From the raceway to the highway

Chris McGrath/Getty Images

Track officials inspect the SAFER barrier after a 2007 crash at Daytona in the Gatorade Duel.

Sicking's ultimate goal is to improve roadside safety throughout the United States. And what Sicking and his team are learning about the SAFER barrier may be implemented very soon on a highway near you.

"We used a lot of the advanced techniques, in terms of modeling, that we carry into our design work for highways," Sicking said. "Then out of the technology we developed in designing barriers, it led to direct application to development of the new guard rail that is currently beginning to be widely implemented around the nation."

No fewer than 15 state departments of transportation, dozens of corporations and the U.S. Department of Transportation have a vested interest in what the Midwest Roadside Safety Facility develops.

"The design is totally different than the NASCAR barrier, but the modeling and simulation and analysis techniques developed during the process of designing the SAFER barrier helped us and enabled us to design this better guard rail. We believe all of the guard rails across the country will be built to this new design in the next five or six years. And we believe that will have a significant, measurable impact on fatalities on the highway."

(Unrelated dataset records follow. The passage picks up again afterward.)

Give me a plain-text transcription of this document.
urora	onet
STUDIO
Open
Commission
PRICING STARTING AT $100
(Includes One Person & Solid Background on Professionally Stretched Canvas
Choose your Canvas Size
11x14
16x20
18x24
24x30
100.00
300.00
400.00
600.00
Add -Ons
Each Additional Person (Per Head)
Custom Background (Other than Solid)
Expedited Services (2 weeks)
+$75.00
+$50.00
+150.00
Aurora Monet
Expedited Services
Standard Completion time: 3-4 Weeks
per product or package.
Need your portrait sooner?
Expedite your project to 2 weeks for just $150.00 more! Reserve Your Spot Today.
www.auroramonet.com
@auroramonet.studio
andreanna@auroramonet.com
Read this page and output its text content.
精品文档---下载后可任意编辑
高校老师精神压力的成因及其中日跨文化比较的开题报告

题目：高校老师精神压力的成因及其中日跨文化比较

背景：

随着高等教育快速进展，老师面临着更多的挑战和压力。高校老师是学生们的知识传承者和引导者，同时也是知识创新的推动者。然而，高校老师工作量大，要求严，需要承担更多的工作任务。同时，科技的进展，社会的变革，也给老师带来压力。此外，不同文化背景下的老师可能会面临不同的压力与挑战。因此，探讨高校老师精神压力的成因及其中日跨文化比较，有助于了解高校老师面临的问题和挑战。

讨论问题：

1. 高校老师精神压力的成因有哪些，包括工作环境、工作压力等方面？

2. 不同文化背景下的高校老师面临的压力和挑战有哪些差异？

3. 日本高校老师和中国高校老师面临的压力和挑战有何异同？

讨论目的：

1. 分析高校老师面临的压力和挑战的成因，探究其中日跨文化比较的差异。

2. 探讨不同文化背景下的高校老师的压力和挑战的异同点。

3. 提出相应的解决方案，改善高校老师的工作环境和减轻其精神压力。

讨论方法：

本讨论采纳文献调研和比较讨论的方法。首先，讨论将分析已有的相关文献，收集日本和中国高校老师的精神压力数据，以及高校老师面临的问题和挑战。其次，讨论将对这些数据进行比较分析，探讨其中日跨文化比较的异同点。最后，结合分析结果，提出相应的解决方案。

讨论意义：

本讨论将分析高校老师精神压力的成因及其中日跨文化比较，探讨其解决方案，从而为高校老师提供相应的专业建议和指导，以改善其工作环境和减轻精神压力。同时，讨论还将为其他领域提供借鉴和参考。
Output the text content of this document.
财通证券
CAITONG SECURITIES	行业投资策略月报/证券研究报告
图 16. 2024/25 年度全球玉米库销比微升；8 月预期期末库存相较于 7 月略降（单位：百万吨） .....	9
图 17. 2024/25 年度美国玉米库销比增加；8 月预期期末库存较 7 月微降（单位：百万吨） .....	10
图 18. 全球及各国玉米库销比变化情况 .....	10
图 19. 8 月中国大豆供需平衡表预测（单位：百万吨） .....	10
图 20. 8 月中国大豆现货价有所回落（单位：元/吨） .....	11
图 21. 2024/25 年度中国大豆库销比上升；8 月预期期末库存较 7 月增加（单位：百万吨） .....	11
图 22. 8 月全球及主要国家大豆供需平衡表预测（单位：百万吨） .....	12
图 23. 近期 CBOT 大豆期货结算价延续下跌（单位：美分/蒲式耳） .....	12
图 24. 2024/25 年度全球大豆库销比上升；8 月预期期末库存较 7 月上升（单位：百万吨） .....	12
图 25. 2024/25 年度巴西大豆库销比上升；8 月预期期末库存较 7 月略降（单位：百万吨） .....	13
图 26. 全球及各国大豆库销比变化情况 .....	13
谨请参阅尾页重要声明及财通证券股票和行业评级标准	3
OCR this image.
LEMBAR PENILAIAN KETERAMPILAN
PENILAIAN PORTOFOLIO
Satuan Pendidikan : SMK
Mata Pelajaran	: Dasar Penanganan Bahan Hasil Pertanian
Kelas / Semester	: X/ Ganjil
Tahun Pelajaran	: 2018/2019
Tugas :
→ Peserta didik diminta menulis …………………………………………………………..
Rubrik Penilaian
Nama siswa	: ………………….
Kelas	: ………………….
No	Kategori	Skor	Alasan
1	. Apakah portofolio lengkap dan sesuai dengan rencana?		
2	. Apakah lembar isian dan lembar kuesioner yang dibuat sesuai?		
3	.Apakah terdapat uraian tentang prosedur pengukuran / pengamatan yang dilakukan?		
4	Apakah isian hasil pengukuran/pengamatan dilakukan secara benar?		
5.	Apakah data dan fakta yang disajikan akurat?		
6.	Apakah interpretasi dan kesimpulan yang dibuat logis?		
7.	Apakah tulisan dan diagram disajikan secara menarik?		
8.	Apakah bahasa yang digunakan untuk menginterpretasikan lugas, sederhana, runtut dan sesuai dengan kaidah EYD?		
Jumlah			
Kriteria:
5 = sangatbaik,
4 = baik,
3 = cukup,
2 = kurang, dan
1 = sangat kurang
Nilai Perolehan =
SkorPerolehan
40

And that doesn't mean Sicking is satisfied with the current configuration of the SAFER barrier. As always, there are advancements in technology and materials that can be applied.

"Right now, we continue to refine the design," Sicking said. "In any major safety application, the safety improvements come in large leaps, and then you nibble at the edges. Right now, we're nibbling at the edges. We're trying to improve the energy management in the foam blocks behind the barrier, particularly the energy absorbed during the more moderate, common impacts. If we can improve that, we think we can reduce the overall risk of injury to drivers. But in so doing, we want to make sure we don't reduce capacity for the really rare hit, the high-energy one that McDowell took a few weeks ago."

In addition, Sicking and his team are designing barriers for specific needs.

"The biggest focus for the SAFER barrier is making sure we can extend it to other areas of the track as necessary," Sicking said. "So we still are working on refinements to the barrier, attaching it to temporary concrete barriers. Some of these tracks have road courses on them. In that case, there are some cases where you need SAFER barriers in that location."

Every time a driver like Michael McDowell walks away from a serious crash, it validates the hard work and research being done by a group of civil engineers in Lincoln, Neb.